Many great ideas are embodied therein, which, if understood, will lead to
comprehension of others.
One of these is the idea of adulthood.
The Entered Apprentice represents youth standing at the portals of life, his
pathway lighted by the rays of the rising sun.
The Master Mason represents the man of years, already on the farther
slope of the hill with the setting sun in his eyes.
The Fellow Craft is a man in the prime of life-experienced, strong,
resourceful, able to bear the heat and burden of the day.
Only in its narrowest sense can adulthood be described in terms of years.
If and when he achieves it, a man discovers that the mere fact that he is
forty or fifty years of age has little to do with it.
Adulthood is rather a quality of mind and heart.
The man in his middle years carries the responsibilities.
It is he upon whom a family depends for support; he is the Atlas on whose
shoulders rest the burdens of business; by his skill and experience the arts are
sustained; to his keeping are entrusted the destinies of the State.
It is said that in the building of his Temple, King Solomon employed
eighty thousand Fellow Crafts, who labored in the mountains and the quarries.
The description is suggestive, for it is by men in the Fellow Craft
period of life that the work is done, in the mountains and quarries of human
experience.
What does the Second Degree say to the Fellow Craft, whether in Masonry or in
the world at large?
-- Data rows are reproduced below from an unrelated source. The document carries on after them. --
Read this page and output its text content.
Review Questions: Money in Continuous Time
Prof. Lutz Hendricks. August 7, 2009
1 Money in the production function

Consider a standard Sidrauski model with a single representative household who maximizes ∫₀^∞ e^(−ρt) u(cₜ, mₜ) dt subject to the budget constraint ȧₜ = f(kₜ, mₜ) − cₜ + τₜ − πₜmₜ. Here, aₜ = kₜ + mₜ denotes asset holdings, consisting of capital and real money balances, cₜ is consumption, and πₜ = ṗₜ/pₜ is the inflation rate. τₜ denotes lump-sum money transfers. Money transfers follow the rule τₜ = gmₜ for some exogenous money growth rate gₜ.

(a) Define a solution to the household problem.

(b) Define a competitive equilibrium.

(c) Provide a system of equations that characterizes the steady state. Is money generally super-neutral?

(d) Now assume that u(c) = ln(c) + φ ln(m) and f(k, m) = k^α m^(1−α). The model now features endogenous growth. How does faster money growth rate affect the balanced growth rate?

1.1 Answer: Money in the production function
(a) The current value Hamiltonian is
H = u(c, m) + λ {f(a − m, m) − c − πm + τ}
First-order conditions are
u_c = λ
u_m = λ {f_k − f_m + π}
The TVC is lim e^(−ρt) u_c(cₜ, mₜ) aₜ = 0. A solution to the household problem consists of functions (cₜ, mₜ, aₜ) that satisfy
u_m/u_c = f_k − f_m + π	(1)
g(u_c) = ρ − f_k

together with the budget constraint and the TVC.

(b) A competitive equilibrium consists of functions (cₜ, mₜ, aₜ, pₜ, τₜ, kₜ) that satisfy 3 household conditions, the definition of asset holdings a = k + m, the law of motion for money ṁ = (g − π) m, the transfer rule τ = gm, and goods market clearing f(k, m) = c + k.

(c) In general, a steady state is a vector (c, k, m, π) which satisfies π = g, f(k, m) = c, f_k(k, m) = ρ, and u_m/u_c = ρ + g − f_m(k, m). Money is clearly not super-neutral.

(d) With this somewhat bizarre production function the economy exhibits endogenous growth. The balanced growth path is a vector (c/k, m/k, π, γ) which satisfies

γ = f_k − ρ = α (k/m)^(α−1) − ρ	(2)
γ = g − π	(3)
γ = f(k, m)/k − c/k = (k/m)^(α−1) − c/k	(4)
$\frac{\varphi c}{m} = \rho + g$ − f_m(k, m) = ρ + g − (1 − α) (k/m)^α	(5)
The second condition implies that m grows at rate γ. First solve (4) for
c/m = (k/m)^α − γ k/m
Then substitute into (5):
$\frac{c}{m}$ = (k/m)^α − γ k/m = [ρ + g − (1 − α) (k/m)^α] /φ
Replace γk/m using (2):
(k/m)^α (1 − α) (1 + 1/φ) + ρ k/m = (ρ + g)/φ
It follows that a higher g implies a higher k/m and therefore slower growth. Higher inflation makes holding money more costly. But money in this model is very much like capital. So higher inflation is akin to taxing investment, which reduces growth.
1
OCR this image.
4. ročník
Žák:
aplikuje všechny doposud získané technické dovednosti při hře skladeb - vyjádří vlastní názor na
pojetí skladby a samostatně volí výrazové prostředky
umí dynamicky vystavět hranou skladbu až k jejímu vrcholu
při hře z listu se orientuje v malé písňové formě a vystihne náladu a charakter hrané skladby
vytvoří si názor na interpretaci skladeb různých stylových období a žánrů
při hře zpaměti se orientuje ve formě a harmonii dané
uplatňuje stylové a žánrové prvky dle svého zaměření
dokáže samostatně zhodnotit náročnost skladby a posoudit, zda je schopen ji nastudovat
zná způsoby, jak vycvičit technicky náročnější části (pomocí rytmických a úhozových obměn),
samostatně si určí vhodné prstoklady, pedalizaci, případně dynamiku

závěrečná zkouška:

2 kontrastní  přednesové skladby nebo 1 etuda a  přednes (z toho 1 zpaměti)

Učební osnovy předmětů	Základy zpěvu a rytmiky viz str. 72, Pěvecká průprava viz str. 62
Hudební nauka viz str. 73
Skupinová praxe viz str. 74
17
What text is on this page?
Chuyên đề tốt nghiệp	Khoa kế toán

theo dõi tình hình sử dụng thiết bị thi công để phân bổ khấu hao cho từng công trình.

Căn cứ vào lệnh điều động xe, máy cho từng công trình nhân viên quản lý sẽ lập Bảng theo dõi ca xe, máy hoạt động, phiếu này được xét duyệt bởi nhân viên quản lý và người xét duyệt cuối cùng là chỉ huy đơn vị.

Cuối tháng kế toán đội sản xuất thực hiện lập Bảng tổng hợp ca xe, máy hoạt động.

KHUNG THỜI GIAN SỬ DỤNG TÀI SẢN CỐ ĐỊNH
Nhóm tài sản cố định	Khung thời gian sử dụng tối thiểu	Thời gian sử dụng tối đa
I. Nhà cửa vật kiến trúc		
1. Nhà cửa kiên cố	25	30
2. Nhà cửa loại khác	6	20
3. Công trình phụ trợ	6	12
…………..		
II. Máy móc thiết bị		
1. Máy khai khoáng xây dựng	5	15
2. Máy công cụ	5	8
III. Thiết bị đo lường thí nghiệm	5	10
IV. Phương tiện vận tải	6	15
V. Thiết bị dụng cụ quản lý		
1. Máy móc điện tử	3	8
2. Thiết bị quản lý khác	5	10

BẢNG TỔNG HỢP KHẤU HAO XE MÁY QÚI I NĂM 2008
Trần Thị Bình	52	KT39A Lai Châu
The Answer
brings us to the second great idea that the Fellow Craft is so to equip himself
that he will prove adequate to the tasks which will be laid upon him.
What is that equipment? The
Degree gives us at least three answers.
The first is that the Fellow Craft must gain direct experience from contact
with the realities of existence. You
will recall what was said about the Five Senses.
Needless to say, that portion of the Middle Chamber Lecture was not
intended as a dissertation on either physiology or psychology; it is symbolism,
and represents what a man learns through seeing, touching, tasting, hearing and
smelling-in short, immediate experience; and a man garners such experience only
with the passage of time.
The second answer is education. The
possibilities of an individual's experience are limited.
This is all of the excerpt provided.